Russian President Vladimir Putin delivers his speech at the International Olympic Committee president's gala dinner on the eve of the opening ceremony of the 2014 Winter Olympics, on Feb. 6 in Sochi, Russia.

Russian President Vladimir Putin is not f*cking around.
The president signed a new law on Monday that will prohibit cursing in music, books, movies and at entertainment events throughout the country as of July 1. Books, CDs and hard copies of movies that contain curse words will come with a warning about obscene language, and anyone who breaks the law is subject to a fine.

Violating the new policy can cost an individual $56 to $70, according to Russian state news agency ITAR-TASS. Officials can be fined $112 to $140 and businesses would be charged $1,117 to $1,396. Repeated violations will come with higher costs.
Russian officials will decide what qualifies as cursing in case of a dispute, but the New Yorker reports that the law centers around the "four pillars" of mat, a Russian word for especially obscene profanity. One of those words translates into something like "whore," and you can read about the other three here.

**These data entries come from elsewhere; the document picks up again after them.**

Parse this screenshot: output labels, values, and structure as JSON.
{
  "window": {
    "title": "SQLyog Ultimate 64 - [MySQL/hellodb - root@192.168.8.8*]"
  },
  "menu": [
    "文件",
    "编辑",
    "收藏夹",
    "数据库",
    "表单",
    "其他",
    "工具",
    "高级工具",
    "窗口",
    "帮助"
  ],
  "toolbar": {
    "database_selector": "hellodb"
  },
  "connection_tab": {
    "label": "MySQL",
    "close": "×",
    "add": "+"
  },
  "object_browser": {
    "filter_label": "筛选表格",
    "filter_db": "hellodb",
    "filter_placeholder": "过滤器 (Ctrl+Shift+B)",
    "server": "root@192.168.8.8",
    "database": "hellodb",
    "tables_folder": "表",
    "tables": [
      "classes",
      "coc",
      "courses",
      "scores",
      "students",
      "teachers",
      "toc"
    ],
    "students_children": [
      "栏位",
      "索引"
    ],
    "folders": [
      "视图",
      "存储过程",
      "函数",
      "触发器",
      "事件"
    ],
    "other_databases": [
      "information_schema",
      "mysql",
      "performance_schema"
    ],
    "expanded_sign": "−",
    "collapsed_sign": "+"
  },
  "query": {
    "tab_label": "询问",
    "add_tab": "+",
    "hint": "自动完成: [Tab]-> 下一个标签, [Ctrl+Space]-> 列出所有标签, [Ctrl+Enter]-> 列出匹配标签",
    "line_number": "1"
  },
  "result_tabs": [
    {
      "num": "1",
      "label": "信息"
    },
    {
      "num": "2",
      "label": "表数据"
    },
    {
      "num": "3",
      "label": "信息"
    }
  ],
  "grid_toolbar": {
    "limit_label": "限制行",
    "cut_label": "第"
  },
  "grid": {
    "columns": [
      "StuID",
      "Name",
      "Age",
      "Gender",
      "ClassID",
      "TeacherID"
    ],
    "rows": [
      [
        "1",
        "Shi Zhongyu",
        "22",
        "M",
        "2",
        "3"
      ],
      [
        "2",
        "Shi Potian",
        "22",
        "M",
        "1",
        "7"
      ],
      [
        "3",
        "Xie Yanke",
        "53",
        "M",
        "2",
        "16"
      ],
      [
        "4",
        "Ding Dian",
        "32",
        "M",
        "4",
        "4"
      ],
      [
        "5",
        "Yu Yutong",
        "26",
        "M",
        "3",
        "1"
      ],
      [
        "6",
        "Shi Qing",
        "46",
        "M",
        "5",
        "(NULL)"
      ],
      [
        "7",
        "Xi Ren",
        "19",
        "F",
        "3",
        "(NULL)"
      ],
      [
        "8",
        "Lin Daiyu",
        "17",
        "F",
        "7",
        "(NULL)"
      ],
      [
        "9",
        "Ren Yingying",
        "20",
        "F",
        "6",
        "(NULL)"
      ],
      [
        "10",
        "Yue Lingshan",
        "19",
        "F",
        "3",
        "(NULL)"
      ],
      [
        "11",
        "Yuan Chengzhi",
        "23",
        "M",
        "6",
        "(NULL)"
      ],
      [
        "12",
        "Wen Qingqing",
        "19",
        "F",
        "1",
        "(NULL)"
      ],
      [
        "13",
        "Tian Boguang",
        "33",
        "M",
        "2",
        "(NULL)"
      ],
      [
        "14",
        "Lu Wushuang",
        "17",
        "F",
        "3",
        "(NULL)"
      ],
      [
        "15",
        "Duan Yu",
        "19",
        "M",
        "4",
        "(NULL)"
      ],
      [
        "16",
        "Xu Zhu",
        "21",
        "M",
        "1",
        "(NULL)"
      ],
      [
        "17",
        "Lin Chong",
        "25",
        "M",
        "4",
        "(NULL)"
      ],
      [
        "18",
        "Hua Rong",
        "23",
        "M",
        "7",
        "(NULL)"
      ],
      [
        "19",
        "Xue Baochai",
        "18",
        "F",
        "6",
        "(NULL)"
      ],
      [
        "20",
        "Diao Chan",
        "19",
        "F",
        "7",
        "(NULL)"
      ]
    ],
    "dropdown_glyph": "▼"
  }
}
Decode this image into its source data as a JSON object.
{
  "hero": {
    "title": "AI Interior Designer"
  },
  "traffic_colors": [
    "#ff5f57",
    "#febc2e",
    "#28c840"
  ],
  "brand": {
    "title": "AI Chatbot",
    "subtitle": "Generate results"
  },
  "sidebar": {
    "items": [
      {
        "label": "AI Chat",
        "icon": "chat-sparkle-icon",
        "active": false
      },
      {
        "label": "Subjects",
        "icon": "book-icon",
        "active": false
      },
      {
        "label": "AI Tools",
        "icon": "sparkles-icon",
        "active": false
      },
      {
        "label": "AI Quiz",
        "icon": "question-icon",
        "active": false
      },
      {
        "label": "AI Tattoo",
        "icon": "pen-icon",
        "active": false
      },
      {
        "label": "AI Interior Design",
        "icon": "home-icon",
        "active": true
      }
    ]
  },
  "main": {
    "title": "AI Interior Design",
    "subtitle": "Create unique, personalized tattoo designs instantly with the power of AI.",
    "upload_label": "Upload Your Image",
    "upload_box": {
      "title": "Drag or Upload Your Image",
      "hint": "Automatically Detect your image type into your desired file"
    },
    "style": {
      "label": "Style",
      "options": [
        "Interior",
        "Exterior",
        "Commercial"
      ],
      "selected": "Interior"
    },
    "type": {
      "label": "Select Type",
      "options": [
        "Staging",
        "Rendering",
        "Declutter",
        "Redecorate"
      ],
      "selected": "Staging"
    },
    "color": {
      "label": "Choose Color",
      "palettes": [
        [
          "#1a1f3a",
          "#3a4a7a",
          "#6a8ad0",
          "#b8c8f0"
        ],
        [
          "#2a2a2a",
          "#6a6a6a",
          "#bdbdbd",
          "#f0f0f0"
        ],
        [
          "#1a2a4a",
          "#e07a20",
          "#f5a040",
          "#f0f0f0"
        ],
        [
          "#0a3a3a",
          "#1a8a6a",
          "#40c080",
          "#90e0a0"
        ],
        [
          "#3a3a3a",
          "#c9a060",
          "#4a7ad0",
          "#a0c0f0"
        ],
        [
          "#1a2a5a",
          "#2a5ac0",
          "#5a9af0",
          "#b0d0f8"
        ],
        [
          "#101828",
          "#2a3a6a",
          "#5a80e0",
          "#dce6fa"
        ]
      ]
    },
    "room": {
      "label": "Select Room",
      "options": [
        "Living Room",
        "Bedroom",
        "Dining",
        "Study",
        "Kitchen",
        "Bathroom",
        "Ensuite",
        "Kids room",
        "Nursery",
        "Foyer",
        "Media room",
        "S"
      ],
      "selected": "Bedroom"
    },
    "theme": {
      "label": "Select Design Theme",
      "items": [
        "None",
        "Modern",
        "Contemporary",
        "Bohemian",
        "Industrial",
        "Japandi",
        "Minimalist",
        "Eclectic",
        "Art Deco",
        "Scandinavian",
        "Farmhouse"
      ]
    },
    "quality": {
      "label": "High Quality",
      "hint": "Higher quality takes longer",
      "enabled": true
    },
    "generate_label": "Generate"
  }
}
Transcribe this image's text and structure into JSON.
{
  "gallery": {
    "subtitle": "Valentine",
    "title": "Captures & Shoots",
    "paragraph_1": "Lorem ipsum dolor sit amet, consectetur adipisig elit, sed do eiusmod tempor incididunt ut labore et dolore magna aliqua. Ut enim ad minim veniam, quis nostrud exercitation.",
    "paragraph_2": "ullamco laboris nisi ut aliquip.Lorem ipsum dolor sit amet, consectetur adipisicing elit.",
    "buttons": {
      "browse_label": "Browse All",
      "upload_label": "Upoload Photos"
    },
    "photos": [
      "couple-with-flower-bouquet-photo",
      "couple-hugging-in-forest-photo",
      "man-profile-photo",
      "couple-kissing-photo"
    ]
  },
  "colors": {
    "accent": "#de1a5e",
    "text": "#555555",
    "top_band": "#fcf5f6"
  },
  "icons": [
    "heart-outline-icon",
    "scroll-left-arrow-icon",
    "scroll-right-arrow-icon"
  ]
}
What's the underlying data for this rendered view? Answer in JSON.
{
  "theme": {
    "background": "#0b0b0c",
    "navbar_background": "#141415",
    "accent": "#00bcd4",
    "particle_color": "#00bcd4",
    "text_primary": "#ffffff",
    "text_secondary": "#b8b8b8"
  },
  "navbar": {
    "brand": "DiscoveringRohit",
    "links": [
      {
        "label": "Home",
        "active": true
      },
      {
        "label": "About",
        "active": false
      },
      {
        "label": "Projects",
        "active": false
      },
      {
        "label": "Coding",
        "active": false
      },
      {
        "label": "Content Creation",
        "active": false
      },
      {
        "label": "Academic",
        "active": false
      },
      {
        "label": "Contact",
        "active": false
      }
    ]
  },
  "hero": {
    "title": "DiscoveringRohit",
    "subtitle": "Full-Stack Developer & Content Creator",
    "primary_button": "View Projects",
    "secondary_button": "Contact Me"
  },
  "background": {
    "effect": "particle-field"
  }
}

Several media outlets report that the crackdown on dirty language is Putin's next step in building a brand of Russian conservatism that sits in stark contrast to the open society of many Western nations such as the United States. He has also recently signed laws outlawing "gay propaganda" and tightening press freedoms.
The Russian government will reportedly stay out of the artistic process of musicians, performers and other artists, so they will be free to break the law and invite fines. That said, it is obviously unclear how the Russian government will actually enforce the new regulation.